Meditation: Worthy of Wages
The laborer is worthy of his wages. Luke 10:7
The “company town” of Pullman, Illinois owned the lives of their workers. The lowest paid workers were given the simplest shelter, the craftsman had better housing, and the executives and potential customers were provided lavish Victorian homes. The company owned the housing, set their rent, the price of groceries, and even owned the bank. In a depressed economy in 1893 Pullman decreased the workers wages and laid off many while keeping the rent and other expenses the same. Out of desperation and in solidarity the workers demanded fair wages. The members of the United Railway Union all across the nation stood with them.
Executives continued to live in luxury while the workers were facing homelessness, hunger, crime and disease but President Grover Cleveland deployed 12,000 troops to break the strike. US marshals fired on protesters and two were killed. The union leader was imprisoned and the workers were forced to sign a contract promising they would never strike again. Many other industrial unions were disbanded and destroyed until the great depression when workers again tried to organize.
Grover Cleveland sought the growing labor vote in 1894 and created Labor Day. Several years later Samuel Gompers, the head of the American Federation of Labor said it is a day in which “toilers look forward“, when their “rights and their wrongs will be discussed“, when they can “lay down their tools for a day“, and “touch shoulders as they march” with their co-laborers.
Today, for the lowest paid workers, Labor Day only means more people to serve in the restaurants, at the check out counters, hotels, resorts and places of amusement. With the advancement of the “free market” the workers have often been judged to be selfish, lazy, wasteful, greedy and unwise. Even many Christians today praise company executives for being “good managers” as they get more work out of fewer people, hire desperate people willing to work for lower wages and who are willing to live in crowded and/or substandard housing.

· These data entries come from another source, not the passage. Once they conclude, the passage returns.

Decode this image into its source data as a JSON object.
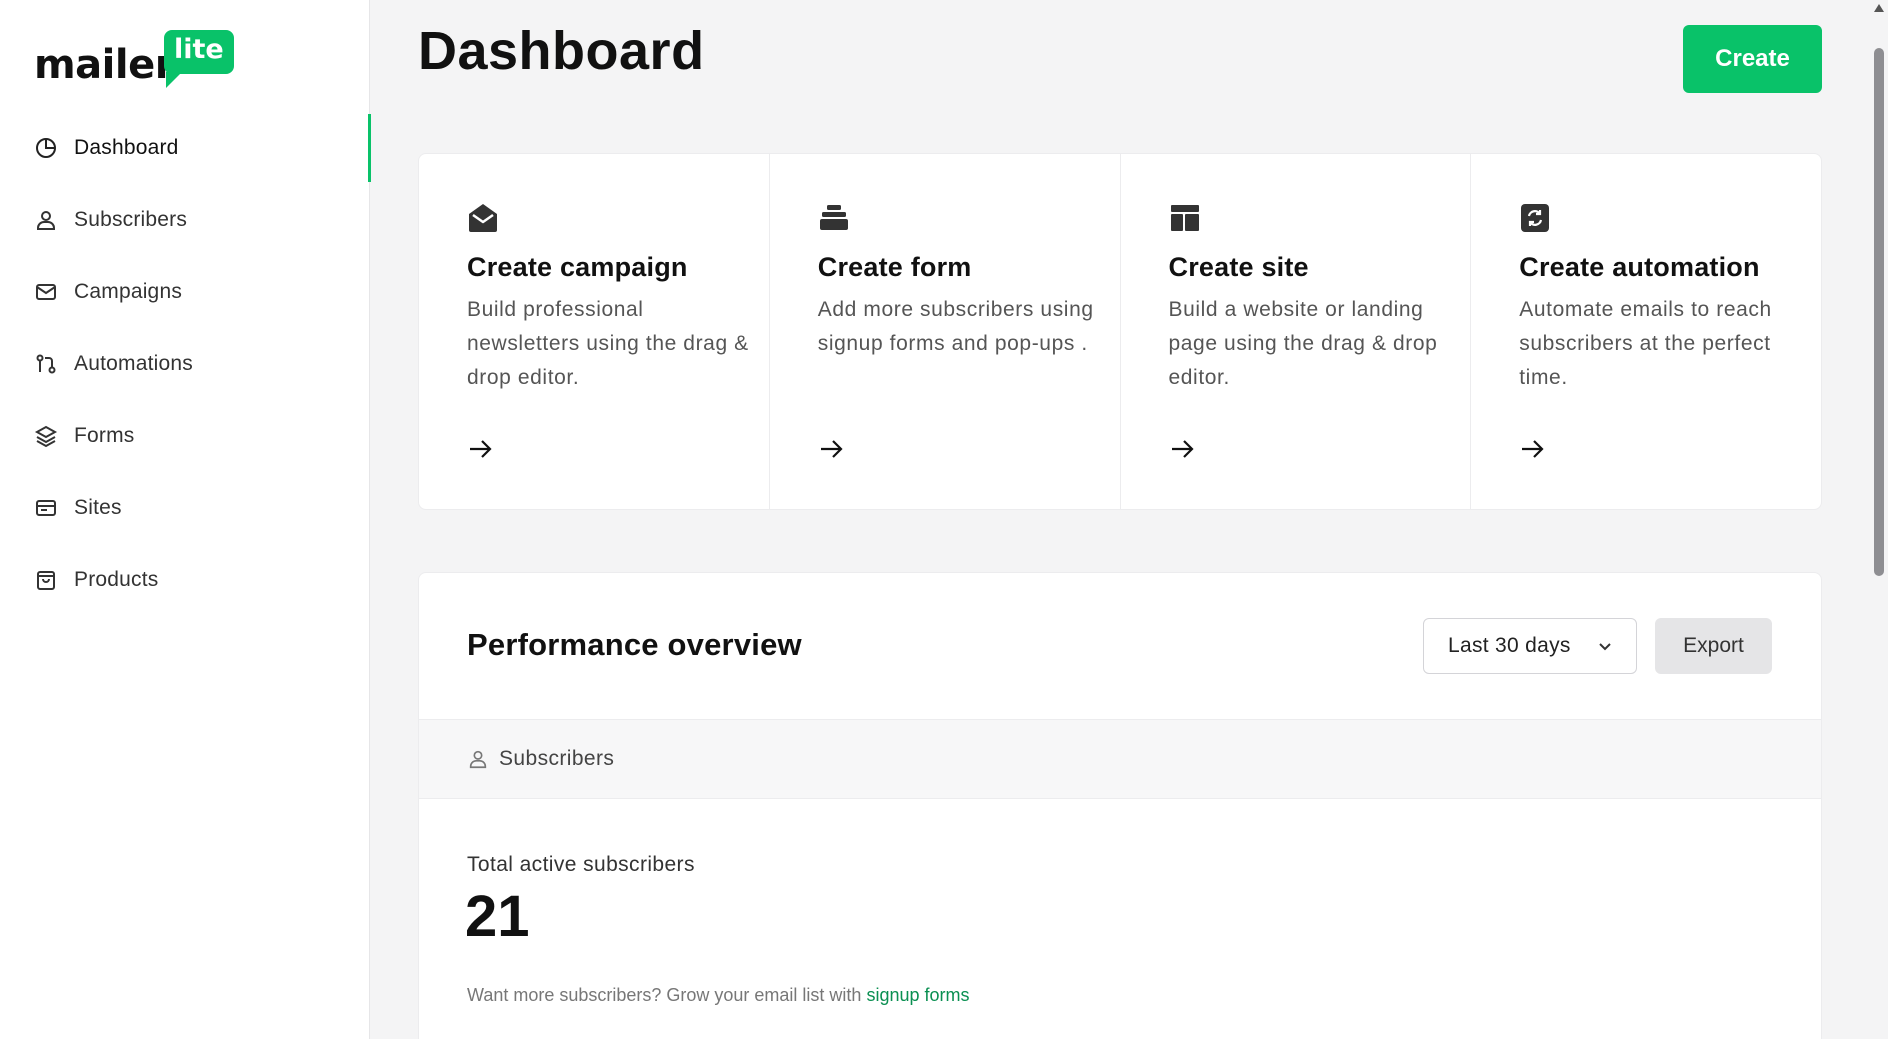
{
  "brand": {
    "word": "mailer",
    "badge": "lite",
    "accent": "#09c269"
  },
  "sidebar": {
    "items": [
      {
        "label": "Dashboard",
        "icon": "clock-pie-icon",
        "active": true
      },
      {
        "label": "Subscribers",
        "icon": "user-icon"
      },
      {
        "label": "Campaigns",
        "icon": "envelope-icon"
      },
      {
        "label": "Automations",
        "icon": "workflow-icon"
      },
      {
        "label": "Forms",
        "icon": "layers-icon"
      },
      {
        "label": "Sites",
        "icon": "browser-window-icon"
      },
      {
        "label": "Products",
        "icon": "shopping-bag-icon"
      }
    ]
  },
  "header": {
    "title": "Dashboard",
    "create_label": "Create"
  },
  "cards": [
    {
      "title": "Create campaign",
      "desc": "Build professional newsletters using the drag & drop editor.",
      "icon": "open-envelope-icon"
    },
    {
      "title": "Create form",
      "desc": "Add more subscribers using signup forms and pop-ups .",
      "icon": "form-stack-icon"
    },
    {
      "title": "Create site",
      "desc": "Build a website or landing page using the drag & drop editor.",
      "icon": "layout-icon"
    },
    {
      "title": "Create automation",
      "desc": "Automate emails to reach subscribers at the perfect time.",
      "icon": "sync-icon"
    }
  ],
  "performance": {
    "title": "Performance overview",
    "range": "Last 30 days",
    "export_label": "Export",
    "tab_label": "Subscribers",
    "metric_label": "Total active subscribers",
    "metric_value": "21",
    "hint_text": "Want more subscribers? Grow your email list with",
    "hint_link": "signup forms"
  }
}
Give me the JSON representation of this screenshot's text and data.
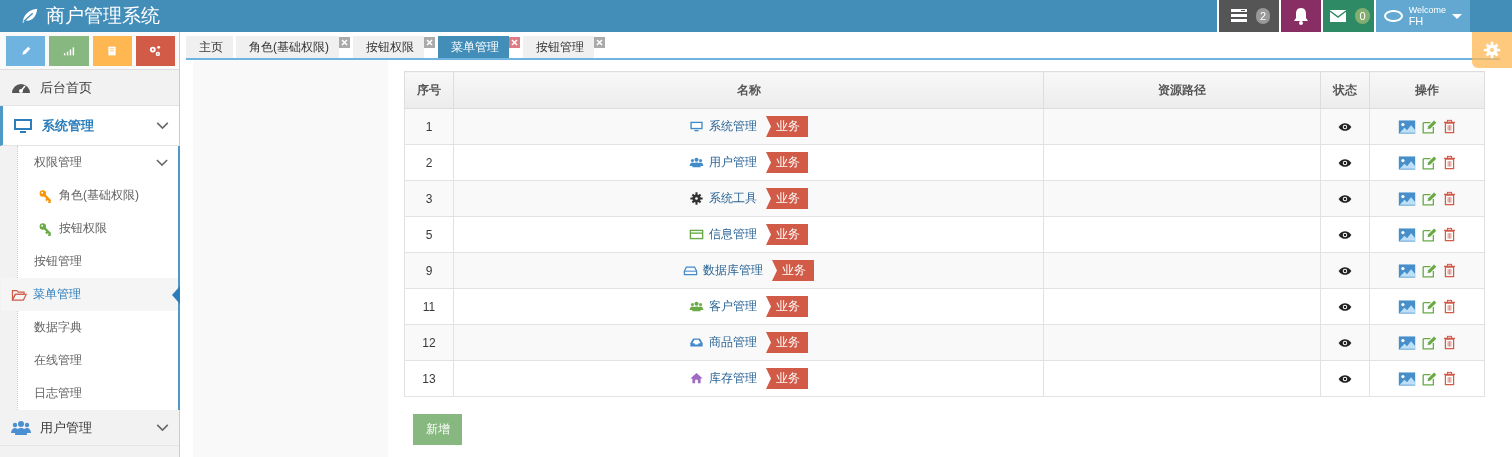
{
  "header": {
    "title": "商户管理系统",
    "nav": [
      {
        "kind": "tasks",
        "badge": "2"
      },
      {
        "kind": "notifications"
      },
      {
        "kind": "messages",
        "badge": "0"
      }
    ],
    "user": {
      "greeting": "Welcome",
      "name": "FH"
    }
  },
  "shortcuts": [
    {
      "kind": "pencil",
      "color": "#6fb3e0"
    },
    {
      "kind": "signal",
      "color": "#87b87f"
    },
    {
      "kind": "book",
      "color": "#ffb752"
    },
    {
      "kind": "cogs",
      "color": "#d15b47"
    }
  ],
  "sidebar": {
    "items": [
      {
        "label": "后台首页",
        "kind": "dashboard",
        "selected": false
      },
      {
        "label": "系统管理",
        "kind": "desktop",
        "selected": false,
        "expanded": true,
        "children": [
          {
            "label": "权限管理",
            "selected": false,
            "expanded": true,
            "children": [
              {
                "label": "角色(基础权限)",
                "kind": "key",
                "color": "#f89406",
                "selected": false
              },
              {
                "label": "按钮权限",
                "kind": "key",
                "color": "#69aa46",
                "selected": false
              }
            ]
          },
          {
            "label": "按钮管理",
            "selected": false
          },
          {
            "label": "菜单管理",
            "selected": true
          },
          {
            "label": "数据字典",
            "selected": false
          },
          {
            "label": "在线管理",
            "selected": false
          },
          {
            "label": "日志管理",
            "selected": false
          }
        ]
      },
      {
        "label": "用户管理",
        "kind": "users",
        "selected": false,
        "expanded": false
      }
    ]
  },
  "tabs": [
    {
      "label": "主页",
      "selected": false,
      "closable": false
    },
    {
      "label": "角色(基础权限)",
      "selected": false,
      "closable": true
    },
    {
      "label": "按钮权限",
      "selected": false,
      "closable": true
    },
    {
      "label": "菜单管理",
      "selected": true,
      "closable": true
    },
    {
      "label": "按钮管理",
      "selected": false,
      "closable": true
    }
  ],
  "table": {
    "columns": [
      "序号",
      "名称",
      "资源路径",
      "状态",
      "操作"
    ],
    "rows": [
      {
        "index": "1",
        "name": "系统管理",
        "kind": "desktop",
        "color": "#428bca",
        "tag": "业务",
        "visible": true
      },
      {
        "index": "2",
        "name": "用户管理",
        "kind": "users",
        "color": "#428bca",
        "tag": "业务",
        "visible": true
      },
      {
        "index": "3",
        "name": "系统工具",
        "kind": "cog",
        "color": "#333333",
        "tag": "业务",
        "visible": true
      },
      {
        "index": "5",
        "name": "信息管理",
        "kind": "card",
        "color": "#69aa46",
        "tag": "业务",
        "visible": true
      },
      {
        "index": "9",
        "name": "数据库管理",
        "kind": "hdd",
        "color": "#428bca",
        "tag": "业务",
        "visible": true
      },
      {
        "index": "11",
        "name": "客户管理",
        "kind": "users",
        "color": "#69aa46",
        "tag": "业务",
        "visible": true
      },
      {
        "index": "12",
        "name": "商品管理",
        "kind": "inbox",
        "color": "#428bca",
        "tag": "业务",
        "visible": true
      },
      {
        "index": "13",
        "name": "库存管理",
        "kind": "home",
        "color": "#a069c3",
        "tag": "业务",
        "visible": true
      }
    ]
  },
  "add_button": "新增"
}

Latest figures show that many executives make as much as 500 times that of their workers. As in the days of the Pullman executives, those with the most money have the most influence over government and media. This unfair advantage results in the repealing of hard won labor laws designed to protect workers and restricts worker’s rights to organize.
The contracts awarded to areas hard hit by Katrina last year offer an excellent example of power and worker abuse. The AshBritt company gained a $500 million contract to remove debris. This amounted to $23 a cubic yard. AshBritt sub-contracted the job to a company who bid it for $9 per cubic yard and they hired a company who charged $8. This company sub-contracted to a company who charged $7, who then hired a company who charged $3. Desperate workers did the hard work for almost nothing. When these workers are not paid for their work they have no recourse because they have no resources. In many cases they can be deported or imprisoned.
The Bible has a lot to say about work and the paying of wages. Jesus always stood with those who had no power and took to task those who did. In the United States, where the citizens elect people to make decisions in Washington, we each have a responsibility to stand with and vote for the interests of workers who are oppressed and taken advantage of. A laborer is still worthy of his wages.
Prayer: Today I pray for those who work hard and are cheated out of fair wages by those who seek outrageous wealth and power. Help me to have the courage to stand with those who are oppressed so that they too can live in dignity. Thank you that we live in a nation with a representative government where we can influence the laws which protect the least of these among us.
Action: Learn more about what is happing in the world of work at Corporate Watch http://www.corpwatch.org/article.php?list=type&type=166 Commit yourself daily to speak up against worker abuse when you encounter it. Refuse to let your own frustration, while waiting in line or being served, cause you to lash out or speak against low paid employees.